Жалко было смотреть, как толкал он в мягкие лошадиные губы удила – железо проскакивало, стуча по зубам, больно заламывало лошади язык, а Кешка, довольный своей лихостью, ловкостью и испугом покорной животины, ласково хлопал верхонкой по редко мигающему лошадиному глазу и, шутя, толкал иной раз и крупного коня так, что тот два-три раза переступал, находя равновесие: «Но-хо-хо-о у меня!…».
Некованых же копыт или сбитых холок у Кешкиных лошадей не водилось.

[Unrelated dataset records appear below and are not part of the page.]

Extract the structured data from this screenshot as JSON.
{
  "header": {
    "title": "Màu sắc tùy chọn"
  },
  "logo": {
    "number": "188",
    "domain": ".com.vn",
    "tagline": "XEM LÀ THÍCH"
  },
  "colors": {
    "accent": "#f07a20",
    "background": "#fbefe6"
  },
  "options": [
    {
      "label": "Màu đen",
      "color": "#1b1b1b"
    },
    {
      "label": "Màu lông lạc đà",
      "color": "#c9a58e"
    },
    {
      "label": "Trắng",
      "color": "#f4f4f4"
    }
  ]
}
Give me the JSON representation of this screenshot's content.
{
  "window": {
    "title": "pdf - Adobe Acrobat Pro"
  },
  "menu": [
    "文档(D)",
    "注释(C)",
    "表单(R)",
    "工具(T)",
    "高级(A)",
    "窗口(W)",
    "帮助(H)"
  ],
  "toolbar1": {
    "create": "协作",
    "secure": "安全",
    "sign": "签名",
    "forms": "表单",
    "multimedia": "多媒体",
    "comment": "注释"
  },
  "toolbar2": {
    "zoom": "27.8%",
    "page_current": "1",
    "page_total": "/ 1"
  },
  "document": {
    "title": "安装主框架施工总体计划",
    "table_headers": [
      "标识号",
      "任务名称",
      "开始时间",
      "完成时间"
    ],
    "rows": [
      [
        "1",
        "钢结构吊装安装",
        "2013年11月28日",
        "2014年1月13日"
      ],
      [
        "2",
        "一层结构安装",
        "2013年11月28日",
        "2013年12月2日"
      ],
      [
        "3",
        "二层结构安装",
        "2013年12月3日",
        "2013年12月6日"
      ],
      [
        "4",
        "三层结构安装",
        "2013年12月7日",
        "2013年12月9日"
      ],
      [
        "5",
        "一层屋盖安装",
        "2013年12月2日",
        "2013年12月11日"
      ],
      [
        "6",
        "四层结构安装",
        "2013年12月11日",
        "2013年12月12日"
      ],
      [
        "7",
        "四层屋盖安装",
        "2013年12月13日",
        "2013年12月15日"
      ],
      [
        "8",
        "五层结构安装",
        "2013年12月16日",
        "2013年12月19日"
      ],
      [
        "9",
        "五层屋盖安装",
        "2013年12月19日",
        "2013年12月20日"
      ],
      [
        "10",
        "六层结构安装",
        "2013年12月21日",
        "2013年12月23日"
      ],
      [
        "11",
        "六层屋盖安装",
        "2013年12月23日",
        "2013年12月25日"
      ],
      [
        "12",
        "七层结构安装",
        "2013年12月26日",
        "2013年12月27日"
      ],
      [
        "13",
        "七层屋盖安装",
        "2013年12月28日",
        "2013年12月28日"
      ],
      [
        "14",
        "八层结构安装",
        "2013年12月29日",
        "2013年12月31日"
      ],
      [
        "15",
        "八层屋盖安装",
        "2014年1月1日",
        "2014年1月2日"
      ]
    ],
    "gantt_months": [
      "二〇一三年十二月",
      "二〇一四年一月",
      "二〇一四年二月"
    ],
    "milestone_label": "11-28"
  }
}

Кешка Косой – конюх свиносовхоза, тощий дерганый мужик, – прозван косым неправильно. Он не косой, а кривобокий. Издали, когда поднимается из конюшни в контору совхоза, он напоминает паука, идущего косо вверх по стенке, коси-коси-ножку. Кособокость, впрочем, не мешает ему хорошо и долго ходить без груза, носить же тяжести ему плохо. Известно всем также, что Кеха отличается загадочными мужскими достоинствами, от которых проистекли в свое время и кособокость – кольями потчевали его ревнивые мужики, – и страшные разрушения в его собственной семье: жена его сожгла дом соперницы, когда они жили в Задуваевой. Спрашивали иной раз мужики, за что его бабы любят, в ответ на это Кешка мрачновато шутил: «От ужасти».
6
На бродах лошади робели, фыркали, пили быструю горную воду, понукаемые, отрывались на минуту и снова приникали, втягивали воду насосным движением недристой брюшины, потом, тяжело вскинув головой и звякнув удилами, решительно вступали в каменистые речки, бултыхали копытами, разбрасывая далеко летящие брызги, шатались под навалившимися на вьюки охотниками. Собаки перебредали выше по течению с оглядкой на людей, на виду долго тряслись-отряхивались на берегу и снова кидались по тропам дальше: соболями пахла дальняя дорога, гоньбой, страстью – веселила собачье сердце.
Мужики потели, уставали. Хватило запалу на три часа – пришлось садиться за еду, за выпивку.